Had a 15 minute stand off with a big male brown snake 18 months ago. I interrupted 2 male brown snakes fighting to mate with a nearby female. I watched for 5 minutes before stomping about 8 metres away from them. One took off into the brush but the other came towards me. More people came and this Brown snake stood it's ground for about 10-15 minutes and even charged as many as 8 people arcing up and hissing showing he meant business. Eventually he made his way off into the bushes after being chased by an idiot with their bike overhead on the second attempt. The first attempt the snake called his bluff and charged right back at him. Noone was hurt in this case but you really shouldn't play chicken with a territorial brown snake.
 

John U

MTB Precision
Coming home form a night ride last year, I take a shortcut through one of the local cricket grounds. As I go around the back of the clubrooms there's a rather large woman with her pants around her ankles backing out one of the biggest turds I have ever seen.

I have 4500 lumens aimed right at her and light her up like it was the middle of the day. She freaks out, screams and starts running while trying to pull her pants up, that didn't work out to well and she faceplants into the dirt.

A group of her friends were having some beers not far away and were laughing their heads off at the whole thing.
Was reading this on the train, trying to muffle my laugh and failing dismally, attracting a lot of attention. This is in the wrong thread. Belongs in the 'Laugh and you lose' thread.
 
Climbing up some singletrack in Jasper, Canadian Rockies. Round a blind corner to see a huge black bear heading my way only 5m in front. We both stop, I'm ready to turn off the track and bomb straight down the side of the hill if he takes one more step. Thankfully he's more scared than I am and does exactly that. Luckily it wasn't a grizzly but this was a big black bear, probably around 6ft if he stood up.
 

pink poodle

気が狂っている男
Noone was hurt in this case but you really shouldn't play chicken with a territorial brown snake.
Don't you mean a horny brown snake? I doubt the turf interested him that much.

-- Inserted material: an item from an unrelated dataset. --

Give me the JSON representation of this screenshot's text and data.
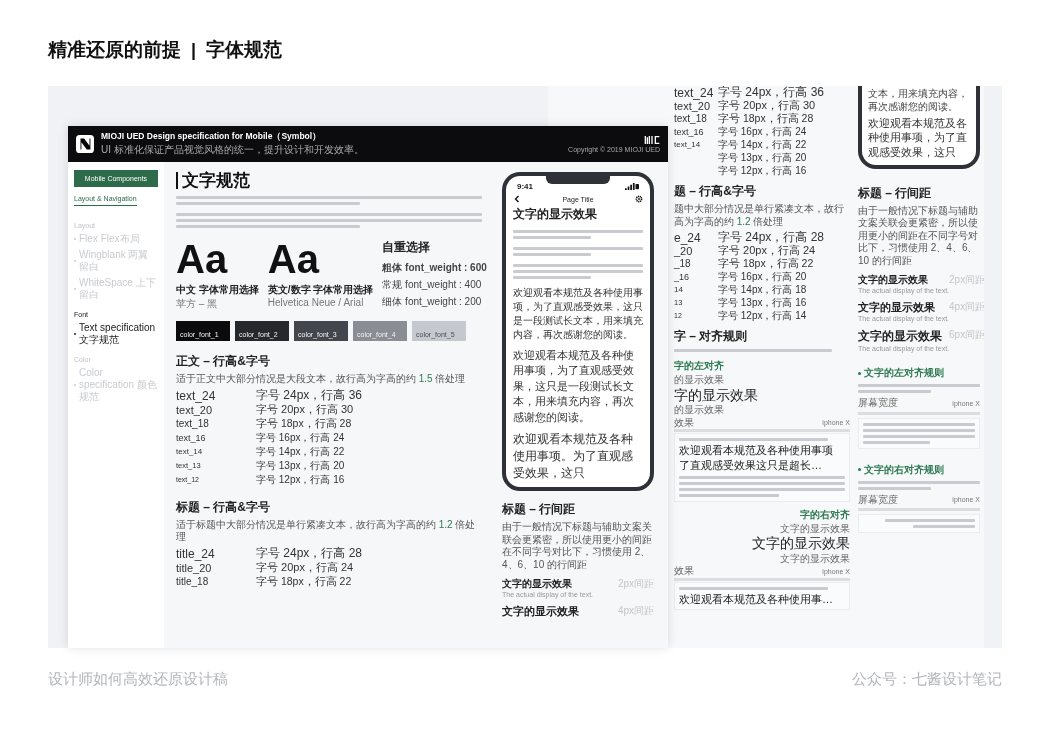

Climbing up some singletrack in Jasper, Canadian Rockies. Round a blind corner to see a huge black bear heading my way only 5m in front. We both stop, I'm ready to turn off the track and bomb straight down the side of the hill if he takes one more step. Thankfully he's more scared than I am and does exactly that. Luckily it wasn't a grizzly but this was a big black bear, probably around 6ft if he stood up.
In the Japanese Alps there is a mystical beast...lovingly known as the beardogpiggoat by uninformed visitors. I've come across them a few times and from the right angle they look just like a small shaggy bear wandering in the snow. This year I cut in behind a tree and came about 1-1.5m from the butt end as it was head down in a hole. Scared me real good! They are actually some kind of antelope.

Happy to have not.come across a bear, grizzly black brown drop or otherwise.